It’s been roughly two years and two months since creative event organisers have been able to operate with anything resembling confidence.
Far too many have been lost to the sector, with others understandably gunshy about turning long-term plans into written-in-pen reality.
Following the adjusting of event capacity limits, the removal of Vaccine Pass requirements, the relaxing of international borders and the promise - yet exhausting wait - of a shift down from Red Light, there’s more reason for hope of Aotearoa’s events calendar recovering.
Minister for Arts, Culture and Heritage Carmel Sepuloni has this morning confirmed the extension of the Arts and Culture Event Support Scheme (ACESS) to cover new and recurring events from 15 June 2022 to 31 January 2023.
It’s a sizeable shift in support, given that it previously only covered events during that time period that could be proven as planned before the Red Light shift at the start of the year.
Other changes include registered events that are able to go ahead under the refreshed Red settings - uncapped outdoor events and indoor events of up to 200 - but are still impacted can request cover for non-recoverable losses incurred due to reduced audiences. The same goes if the regions moves between traffic light settings (ie Red to Orange).
“We’re working hard to deliver more certainty in an uncertain world,” Sepuloni states.
“The Government recognises the importance of giving the cultural events sector confidence and certainty, which is why we’re taking action to support the sector to begin planning events for the latter half of 2022.
“This change aims to further support our artists, musicians, performers and Kiwis who make a living out of arts and culture. It also recognises that a critical part of securing our recovery will be the return of arts and cultural events for all New Zealanders to enjoy.

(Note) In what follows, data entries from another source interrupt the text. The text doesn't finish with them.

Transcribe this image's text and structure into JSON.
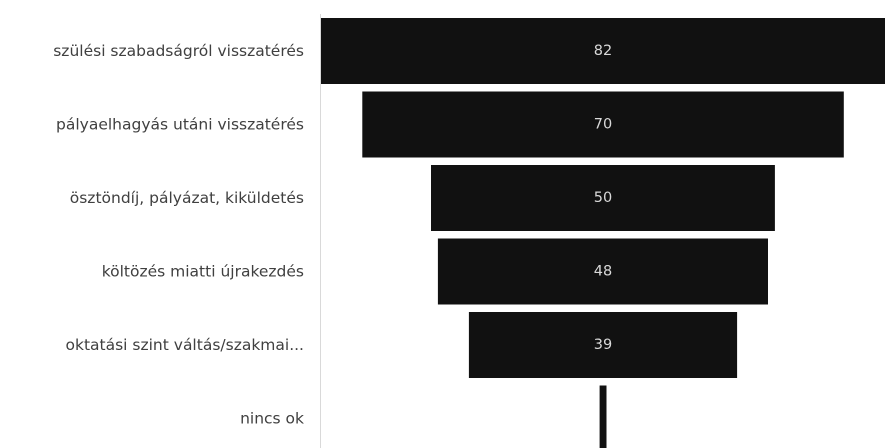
{
  "chart_data": {
    "type": "bar",
    "subtype": "funnel",
    "title": "",
    "xlabel": "",
    "ylabel": "",
    "grid": false,
    "legend": "none",
    "bar_color": "#111111",
    "value_label_color": "#d9d9d9",
    "axis_color": "#d9d9d9",
    "categories": [
      "szülési szabadságról visszatérés",
      "pályaelhagyás utáni visszatérés",
      "ösztöndíj, pályázat, kiküldetés",
      "költözés miatti újrakezdés",
      "oktatási szint váltás/szakmai...",
      "nincs ok"
    ],
    "values": [
      82,
      70,
      50,
      48,
      39,
      1
    ],
    "value_labels": [
      "82",
      "70",
      "50",
      "48",
      "39",
      ""
    ]
  }
}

In a statement that many will be sure to keep in mind for future creative roadblocks, Sepuloni says “the Government remains absolutely committed to ensuring the arts and culture sector survives, adapts and thrives.”
Set up with the declared intent of reducing the financial risk that was understandably putting off arts and cultural event organisers with the unpredictable nature of COVID protocol changes, ACESS isn’t a silver bullet for all events.
But it’s already made a big difference for those who have used it since its introduction by Manatū Taonga Ministry of Culture and Heritage (MCH).
The bottom line is if events get cancelled, registered events should have the reassurance that they won’t be out of pocket, and the creatives and contractors involved will still get paid, if the event can’t go ahead.
ACESS covers events with an attendee capacity of 100-5000 people - ticketed or un-ticketed - or unticketed, free events with more than 5000. It includes covering unrecoverable costs, payments yet to be made to the likes of artists and production crew, and reasonable costs to the promoter/organiser for the planning and development of the event.
Ticketed events over the 5000 capacity limit fit under the Ministry for Business, Innovation and Employment’s (MBIE) Event Transition Support Payment scheme, which also includes new and recurring events.